The central problem the opposition parties have with Stephen Harper is that he defines the terms of the debate.He does that, first and foremost, by conducting an eternal campaign. His forces are continually on the attack, defining his opponents as weak, and their policies as un-Canadian.
The recently released attack ads against Bob Rae are the most recent example of his game plan. He has used the same plan against the NDP. Tim Harper writes in today's Toronto Star that:
The Conservatives have been road-testing their anti-NDP message in the House of Commons almost since late leader Jack Layton’s electoral breakthrough of May 2011.
Conservative members have risen time and again in the Commons during a time slot for statements — which are not supposed to be used for partisan attacks — to proclaim the NDP is “not fit to govern.’’
They have parodied the New Democrats as the “No Development Party’’ each time an opposition member has raised questions about the Conservatives energy policies.
They were called the “No Defence Party” when New Democrats rose in the House to question the cost and delivery schedule of the Conservatives’ sole-sourced F-35 fighter jet purchase.

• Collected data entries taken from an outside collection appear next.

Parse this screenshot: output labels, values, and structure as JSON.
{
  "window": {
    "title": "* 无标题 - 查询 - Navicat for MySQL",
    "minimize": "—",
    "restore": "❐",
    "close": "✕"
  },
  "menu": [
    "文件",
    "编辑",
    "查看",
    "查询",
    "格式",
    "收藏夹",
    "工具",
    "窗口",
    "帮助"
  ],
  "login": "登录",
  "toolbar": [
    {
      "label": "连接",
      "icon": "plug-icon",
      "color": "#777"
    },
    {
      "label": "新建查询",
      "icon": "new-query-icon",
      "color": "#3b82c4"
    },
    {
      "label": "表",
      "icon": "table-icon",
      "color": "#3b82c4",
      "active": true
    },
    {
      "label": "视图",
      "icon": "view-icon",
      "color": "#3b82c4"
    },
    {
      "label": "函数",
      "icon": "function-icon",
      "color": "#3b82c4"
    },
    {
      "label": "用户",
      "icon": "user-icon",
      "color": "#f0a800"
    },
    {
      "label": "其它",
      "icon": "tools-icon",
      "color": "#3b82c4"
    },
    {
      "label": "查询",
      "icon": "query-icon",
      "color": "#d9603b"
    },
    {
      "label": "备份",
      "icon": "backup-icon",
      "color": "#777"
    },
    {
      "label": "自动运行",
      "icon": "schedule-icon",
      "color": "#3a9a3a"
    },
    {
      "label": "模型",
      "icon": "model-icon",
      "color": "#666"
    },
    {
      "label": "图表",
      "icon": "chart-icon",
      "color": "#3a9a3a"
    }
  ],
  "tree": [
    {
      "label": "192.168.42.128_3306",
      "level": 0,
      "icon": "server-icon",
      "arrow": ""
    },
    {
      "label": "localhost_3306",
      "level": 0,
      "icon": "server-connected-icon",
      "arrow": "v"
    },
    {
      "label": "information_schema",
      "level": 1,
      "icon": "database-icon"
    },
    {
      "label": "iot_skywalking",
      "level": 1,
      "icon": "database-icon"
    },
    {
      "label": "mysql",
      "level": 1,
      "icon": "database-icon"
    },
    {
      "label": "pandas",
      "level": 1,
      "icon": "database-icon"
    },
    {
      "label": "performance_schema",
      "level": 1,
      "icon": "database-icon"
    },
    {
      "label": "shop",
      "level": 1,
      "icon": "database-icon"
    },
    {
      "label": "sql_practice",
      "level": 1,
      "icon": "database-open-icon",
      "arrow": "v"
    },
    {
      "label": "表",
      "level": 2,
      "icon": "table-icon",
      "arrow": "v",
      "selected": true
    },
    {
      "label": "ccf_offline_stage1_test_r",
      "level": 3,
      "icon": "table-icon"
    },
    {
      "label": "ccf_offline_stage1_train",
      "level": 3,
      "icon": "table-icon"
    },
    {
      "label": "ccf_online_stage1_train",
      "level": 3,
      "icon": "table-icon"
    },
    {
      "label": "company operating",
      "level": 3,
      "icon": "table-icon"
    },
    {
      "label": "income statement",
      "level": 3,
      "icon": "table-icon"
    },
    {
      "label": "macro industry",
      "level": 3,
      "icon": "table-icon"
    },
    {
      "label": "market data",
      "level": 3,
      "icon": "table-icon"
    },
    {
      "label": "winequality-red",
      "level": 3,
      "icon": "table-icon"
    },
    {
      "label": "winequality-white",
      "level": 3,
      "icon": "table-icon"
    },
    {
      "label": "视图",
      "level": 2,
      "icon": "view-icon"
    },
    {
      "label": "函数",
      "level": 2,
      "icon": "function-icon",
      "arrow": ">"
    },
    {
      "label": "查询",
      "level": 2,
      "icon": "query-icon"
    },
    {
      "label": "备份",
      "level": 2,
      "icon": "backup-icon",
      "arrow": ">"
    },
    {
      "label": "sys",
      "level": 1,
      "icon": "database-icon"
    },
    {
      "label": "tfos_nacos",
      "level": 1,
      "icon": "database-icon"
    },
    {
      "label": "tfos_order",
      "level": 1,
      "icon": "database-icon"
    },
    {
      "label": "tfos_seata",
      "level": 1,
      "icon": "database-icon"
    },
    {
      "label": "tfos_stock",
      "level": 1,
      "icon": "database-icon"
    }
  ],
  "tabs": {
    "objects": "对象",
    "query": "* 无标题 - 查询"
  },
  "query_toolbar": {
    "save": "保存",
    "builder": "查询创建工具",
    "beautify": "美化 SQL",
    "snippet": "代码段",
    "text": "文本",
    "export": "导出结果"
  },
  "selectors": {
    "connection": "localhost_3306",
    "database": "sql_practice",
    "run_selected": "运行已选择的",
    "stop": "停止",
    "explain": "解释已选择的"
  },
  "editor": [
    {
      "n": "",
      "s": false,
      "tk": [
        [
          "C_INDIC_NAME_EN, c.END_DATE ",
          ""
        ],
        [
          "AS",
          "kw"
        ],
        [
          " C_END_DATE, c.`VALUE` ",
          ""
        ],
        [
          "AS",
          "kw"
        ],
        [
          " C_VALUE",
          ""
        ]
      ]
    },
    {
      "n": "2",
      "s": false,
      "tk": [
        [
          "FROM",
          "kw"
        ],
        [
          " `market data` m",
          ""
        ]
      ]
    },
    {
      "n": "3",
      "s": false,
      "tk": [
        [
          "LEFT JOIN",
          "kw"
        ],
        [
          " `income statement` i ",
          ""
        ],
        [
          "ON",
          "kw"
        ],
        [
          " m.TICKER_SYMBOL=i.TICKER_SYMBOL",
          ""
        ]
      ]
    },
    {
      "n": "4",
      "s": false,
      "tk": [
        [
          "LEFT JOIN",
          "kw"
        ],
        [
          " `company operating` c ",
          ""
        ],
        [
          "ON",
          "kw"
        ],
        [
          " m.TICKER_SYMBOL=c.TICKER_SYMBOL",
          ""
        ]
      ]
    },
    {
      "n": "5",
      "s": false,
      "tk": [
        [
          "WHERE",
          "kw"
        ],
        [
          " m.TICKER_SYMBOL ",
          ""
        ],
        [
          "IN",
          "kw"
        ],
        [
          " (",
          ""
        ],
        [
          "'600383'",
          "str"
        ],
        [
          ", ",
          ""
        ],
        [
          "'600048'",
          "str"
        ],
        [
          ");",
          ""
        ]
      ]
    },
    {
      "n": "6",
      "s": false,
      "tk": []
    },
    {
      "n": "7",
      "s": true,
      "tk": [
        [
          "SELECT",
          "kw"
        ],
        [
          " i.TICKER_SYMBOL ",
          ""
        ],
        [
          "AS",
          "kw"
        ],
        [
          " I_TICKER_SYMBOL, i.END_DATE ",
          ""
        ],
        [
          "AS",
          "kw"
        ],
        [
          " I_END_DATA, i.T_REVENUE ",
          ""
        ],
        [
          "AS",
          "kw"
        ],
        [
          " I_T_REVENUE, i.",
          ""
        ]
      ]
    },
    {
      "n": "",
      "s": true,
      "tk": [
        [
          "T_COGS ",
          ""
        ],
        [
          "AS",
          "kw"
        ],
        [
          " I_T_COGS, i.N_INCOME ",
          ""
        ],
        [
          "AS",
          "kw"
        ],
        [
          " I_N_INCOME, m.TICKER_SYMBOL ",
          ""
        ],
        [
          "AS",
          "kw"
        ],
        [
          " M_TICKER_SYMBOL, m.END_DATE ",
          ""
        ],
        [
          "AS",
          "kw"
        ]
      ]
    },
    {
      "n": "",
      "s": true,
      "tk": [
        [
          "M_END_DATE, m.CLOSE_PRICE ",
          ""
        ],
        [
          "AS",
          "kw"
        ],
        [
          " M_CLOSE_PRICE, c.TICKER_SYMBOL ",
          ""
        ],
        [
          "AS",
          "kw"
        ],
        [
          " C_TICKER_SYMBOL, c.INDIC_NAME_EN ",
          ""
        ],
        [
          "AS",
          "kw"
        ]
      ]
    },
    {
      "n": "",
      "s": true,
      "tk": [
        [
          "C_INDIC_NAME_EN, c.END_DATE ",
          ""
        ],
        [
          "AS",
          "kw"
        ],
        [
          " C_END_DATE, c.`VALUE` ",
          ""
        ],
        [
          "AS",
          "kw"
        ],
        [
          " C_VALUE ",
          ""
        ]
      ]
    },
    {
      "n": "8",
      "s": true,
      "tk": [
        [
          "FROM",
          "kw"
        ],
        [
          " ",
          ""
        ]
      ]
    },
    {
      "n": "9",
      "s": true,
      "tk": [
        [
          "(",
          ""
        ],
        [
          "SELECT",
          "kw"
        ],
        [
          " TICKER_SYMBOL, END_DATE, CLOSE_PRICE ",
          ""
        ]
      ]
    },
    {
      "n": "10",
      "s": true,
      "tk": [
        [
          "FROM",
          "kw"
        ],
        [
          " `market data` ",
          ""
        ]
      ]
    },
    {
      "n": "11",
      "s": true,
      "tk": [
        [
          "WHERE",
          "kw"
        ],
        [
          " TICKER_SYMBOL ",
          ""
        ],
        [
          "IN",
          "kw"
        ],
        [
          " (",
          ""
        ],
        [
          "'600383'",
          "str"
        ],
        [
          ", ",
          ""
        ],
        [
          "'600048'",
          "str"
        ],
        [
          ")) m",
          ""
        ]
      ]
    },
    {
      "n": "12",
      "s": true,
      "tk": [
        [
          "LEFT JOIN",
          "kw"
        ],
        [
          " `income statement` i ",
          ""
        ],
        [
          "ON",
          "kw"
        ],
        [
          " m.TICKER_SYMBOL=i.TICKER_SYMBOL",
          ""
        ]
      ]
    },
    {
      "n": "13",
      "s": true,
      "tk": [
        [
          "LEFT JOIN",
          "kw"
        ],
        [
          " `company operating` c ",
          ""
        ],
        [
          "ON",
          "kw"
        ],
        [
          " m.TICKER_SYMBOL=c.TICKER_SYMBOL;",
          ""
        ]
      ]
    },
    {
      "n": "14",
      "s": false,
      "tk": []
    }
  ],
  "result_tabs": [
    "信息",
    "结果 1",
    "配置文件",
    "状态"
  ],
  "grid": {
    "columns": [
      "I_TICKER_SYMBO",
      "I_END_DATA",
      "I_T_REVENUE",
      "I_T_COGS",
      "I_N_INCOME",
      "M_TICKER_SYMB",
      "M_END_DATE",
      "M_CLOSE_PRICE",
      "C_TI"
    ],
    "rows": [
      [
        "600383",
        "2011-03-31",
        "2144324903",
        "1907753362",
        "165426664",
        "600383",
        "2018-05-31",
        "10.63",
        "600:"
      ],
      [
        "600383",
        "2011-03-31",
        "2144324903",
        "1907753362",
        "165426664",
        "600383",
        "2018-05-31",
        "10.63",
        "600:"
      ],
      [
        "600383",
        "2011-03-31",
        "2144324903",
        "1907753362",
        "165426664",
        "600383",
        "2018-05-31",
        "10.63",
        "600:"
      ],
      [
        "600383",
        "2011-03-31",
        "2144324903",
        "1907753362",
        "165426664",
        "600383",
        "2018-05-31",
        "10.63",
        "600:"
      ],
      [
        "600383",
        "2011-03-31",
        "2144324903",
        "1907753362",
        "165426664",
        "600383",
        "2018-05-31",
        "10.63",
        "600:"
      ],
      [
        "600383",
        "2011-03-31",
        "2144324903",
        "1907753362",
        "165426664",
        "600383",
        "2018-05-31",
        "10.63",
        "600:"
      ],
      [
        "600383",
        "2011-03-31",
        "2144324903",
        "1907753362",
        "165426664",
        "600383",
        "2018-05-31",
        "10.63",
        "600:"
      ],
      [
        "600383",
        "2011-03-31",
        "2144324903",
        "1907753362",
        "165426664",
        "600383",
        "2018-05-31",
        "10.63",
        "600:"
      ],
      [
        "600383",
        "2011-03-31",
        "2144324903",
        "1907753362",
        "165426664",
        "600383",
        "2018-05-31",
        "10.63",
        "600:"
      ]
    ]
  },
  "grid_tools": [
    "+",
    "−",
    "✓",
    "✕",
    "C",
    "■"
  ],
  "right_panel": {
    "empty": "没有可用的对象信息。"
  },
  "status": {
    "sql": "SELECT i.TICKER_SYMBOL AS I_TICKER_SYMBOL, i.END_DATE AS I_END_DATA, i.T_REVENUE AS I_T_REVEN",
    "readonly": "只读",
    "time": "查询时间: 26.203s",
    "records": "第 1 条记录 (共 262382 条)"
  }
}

There is a term for this strategy. It's called "Swiftboating;" and it takes its name from the attack Republicans waged against John Kerry. It worked with cynical effectiveness, turning a decorated war veteran into a coward. Kerry lost to a man who worked hard to avoid service in Vietnam, while he flew jets around the southern U.S.
Harper, Bob Rae has said, "throws for the head." But, if the opposition and the press stay on the election fraud story, they'll eventually sink Harper's swiftboat.